There was incredulity on the faces of the Directors. In case you don’t know what “incredulity” means, I’m going to tell you. It means they didn’t believe what the President had just said.
“Have you ever heard a funny American?” the President asked. “Of course not. Oh, sure. We occasionally get someone who gives us a little chuckle. But we just are not funny. And there’s only one country to blame.”
The Directors had to agree. The President did have a point. They wracked their brains trying to come up with someone. They went down the list and no one but no one was that funny who had been born in the U S of A lately. Even Seinfeld didn’t pass the test. They had watched Seinfeld for years but none of them had ever laughed. His show was about nothing, and nothing was ever funny. The last funny American was Will Rogers, and that was because he was from Oklahoma.
“It’s Canada. They’ve been dropping Jokes of Mass Destruction on us for years.”
The Directors’ incredulity was now going into overtime. They just couldn’t believe what they were hearing.
“Jim Carey, Dan Ackroyd, Mike Myers, Martin Short, Seth Rogen, Leslie Nielsen, Norm MacDonald, Catherine O’Hara, Dave Thomas, Caroline Rhea, Tommy Chong, Maggie Cassella. These are either making Americans laugh from their comedy. Or they are writing stuff for others that was the funny stuff. And that Lorne Michaels. He’s the worst. Saturday Night Live my belt buckle. It isn’t live. It’s pre-recorded.”
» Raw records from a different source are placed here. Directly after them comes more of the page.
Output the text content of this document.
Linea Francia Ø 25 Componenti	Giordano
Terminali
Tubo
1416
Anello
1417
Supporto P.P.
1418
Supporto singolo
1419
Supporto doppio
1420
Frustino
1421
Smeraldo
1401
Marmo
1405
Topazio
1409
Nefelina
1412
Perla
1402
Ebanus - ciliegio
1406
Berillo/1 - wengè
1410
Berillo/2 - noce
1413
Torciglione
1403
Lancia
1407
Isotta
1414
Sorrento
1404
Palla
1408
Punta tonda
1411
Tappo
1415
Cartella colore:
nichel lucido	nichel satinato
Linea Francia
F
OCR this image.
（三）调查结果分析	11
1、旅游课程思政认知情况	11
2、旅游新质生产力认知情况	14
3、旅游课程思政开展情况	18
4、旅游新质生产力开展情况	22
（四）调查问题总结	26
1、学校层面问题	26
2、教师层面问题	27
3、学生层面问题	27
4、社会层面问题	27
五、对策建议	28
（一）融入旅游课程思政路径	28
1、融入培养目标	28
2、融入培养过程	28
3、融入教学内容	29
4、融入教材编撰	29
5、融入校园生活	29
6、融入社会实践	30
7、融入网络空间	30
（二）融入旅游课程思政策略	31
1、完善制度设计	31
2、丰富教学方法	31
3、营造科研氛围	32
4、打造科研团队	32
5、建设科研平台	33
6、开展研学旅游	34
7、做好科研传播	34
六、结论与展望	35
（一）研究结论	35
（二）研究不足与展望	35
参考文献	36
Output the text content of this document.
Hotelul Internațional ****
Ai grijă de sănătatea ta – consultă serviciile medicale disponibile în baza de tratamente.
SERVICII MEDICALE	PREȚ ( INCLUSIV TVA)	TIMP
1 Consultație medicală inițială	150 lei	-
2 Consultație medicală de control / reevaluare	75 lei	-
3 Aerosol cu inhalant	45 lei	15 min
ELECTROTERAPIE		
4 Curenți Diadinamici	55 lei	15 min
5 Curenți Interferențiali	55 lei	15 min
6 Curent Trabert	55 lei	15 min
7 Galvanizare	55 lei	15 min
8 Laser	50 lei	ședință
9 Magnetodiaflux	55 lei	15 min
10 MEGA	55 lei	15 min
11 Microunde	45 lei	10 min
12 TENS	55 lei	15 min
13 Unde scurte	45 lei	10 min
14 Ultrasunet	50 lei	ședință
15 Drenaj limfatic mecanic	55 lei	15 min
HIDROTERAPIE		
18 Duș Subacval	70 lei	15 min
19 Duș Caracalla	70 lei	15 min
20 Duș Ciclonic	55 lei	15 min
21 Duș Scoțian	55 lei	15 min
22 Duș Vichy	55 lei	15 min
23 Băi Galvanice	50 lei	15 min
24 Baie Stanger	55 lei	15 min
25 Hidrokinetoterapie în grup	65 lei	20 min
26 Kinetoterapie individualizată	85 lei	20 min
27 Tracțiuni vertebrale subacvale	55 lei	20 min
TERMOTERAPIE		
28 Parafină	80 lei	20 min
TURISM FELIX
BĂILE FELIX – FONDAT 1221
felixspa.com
The Directors’ faces were giant saucers of unbelievability at what they were hearing. But it was true they realized. All true.
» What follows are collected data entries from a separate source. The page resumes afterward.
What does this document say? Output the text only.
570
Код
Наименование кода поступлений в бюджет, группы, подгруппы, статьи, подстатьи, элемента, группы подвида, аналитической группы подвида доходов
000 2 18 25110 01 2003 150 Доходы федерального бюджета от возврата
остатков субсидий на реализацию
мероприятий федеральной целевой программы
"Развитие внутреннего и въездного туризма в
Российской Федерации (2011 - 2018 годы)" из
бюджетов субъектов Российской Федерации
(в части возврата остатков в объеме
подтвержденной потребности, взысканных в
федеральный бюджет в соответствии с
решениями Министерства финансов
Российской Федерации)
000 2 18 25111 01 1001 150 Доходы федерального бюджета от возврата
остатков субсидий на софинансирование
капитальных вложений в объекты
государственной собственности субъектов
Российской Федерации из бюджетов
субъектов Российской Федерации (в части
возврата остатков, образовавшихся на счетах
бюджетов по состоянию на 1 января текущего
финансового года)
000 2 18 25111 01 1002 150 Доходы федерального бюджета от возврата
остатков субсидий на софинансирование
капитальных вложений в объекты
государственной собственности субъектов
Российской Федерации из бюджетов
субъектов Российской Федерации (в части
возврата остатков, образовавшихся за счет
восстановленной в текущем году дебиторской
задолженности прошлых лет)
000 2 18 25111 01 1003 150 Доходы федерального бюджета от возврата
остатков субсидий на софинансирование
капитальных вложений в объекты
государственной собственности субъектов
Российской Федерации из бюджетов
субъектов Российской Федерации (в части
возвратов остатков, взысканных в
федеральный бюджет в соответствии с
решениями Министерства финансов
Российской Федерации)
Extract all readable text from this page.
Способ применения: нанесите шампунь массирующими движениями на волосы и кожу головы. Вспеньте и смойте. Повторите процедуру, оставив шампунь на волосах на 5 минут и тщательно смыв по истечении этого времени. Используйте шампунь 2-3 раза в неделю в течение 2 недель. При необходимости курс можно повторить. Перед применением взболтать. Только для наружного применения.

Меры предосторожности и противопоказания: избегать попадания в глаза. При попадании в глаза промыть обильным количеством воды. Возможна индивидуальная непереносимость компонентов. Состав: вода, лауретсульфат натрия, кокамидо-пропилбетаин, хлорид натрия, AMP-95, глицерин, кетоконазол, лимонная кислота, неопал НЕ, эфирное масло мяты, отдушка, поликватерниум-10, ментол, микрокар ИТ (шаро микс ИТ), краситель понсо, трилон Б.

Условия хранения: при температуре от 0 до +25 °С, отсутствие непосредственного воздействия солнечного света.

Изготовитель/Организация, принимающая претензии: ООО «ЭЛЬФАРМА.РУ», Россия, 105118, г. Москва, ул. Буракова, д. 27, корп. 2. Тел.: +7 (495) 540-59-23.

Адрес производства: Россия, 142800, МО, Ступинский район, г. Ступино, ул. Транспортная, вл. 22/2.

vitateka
“The pizza was the last straw. It was the Canadian bacon on the pizza that burned my mouth to high heaven.”
“Canadian bacon?” CIA asked.
“Canadian bacon,” the Great Man said, “is not bacon. It’s ham. It’s ham. I ought to know. I am a pig farmer after all. We only want real bacon in these United States of America. If it ain’t bacon, it ain’t bacon. So from now on, the USDA will have to certify that bacon is actually bacon before it can be called bacon.
“On top of that, Canadian geese are using America for a rest stop. Have you ever tried to clean that Canadian geese poop off your car. It just can’t be done.”
“The rule of thumb, Mr. President,” CIA said with the wisdom of the years he had served, “is never go to war with a country we can’t beat. We can’t beat Canada.”
“Aw, c’mon. We’ll kick their butts from here to Nome, Alaska.”
“Sir, please don’t say butt in the Oval Office. The Oval Office doesn’t like it.”
“Canadians,” the President screamed, “are shooting off jmds at us like crazy. And all you can say is ‘Don’t say butt in the Oval Office.'”
The Directors had never thought of it this way.
“Gentlemen, the day they delivered that pizza with ham from Canada on it is a day that will live in infamy. Tomorrow I will address a Joint Session of Congress and ask that we declare war on Canada. I, and the American people, are fed up with those Canadians making fun of us. And getting us to pay them for it.”
“But, Mr. President,” the FBI Director said to everyone else’s chagrin, “the Canadians now own Mississippi and they have that snow pipeline.”
“Well, we’ll just have to do something about that, won’t we?”
“Instead of going to war immediately,” FBI said, “why don’t we get the world on our side. We can send in the United Nations Joke Inspectors.”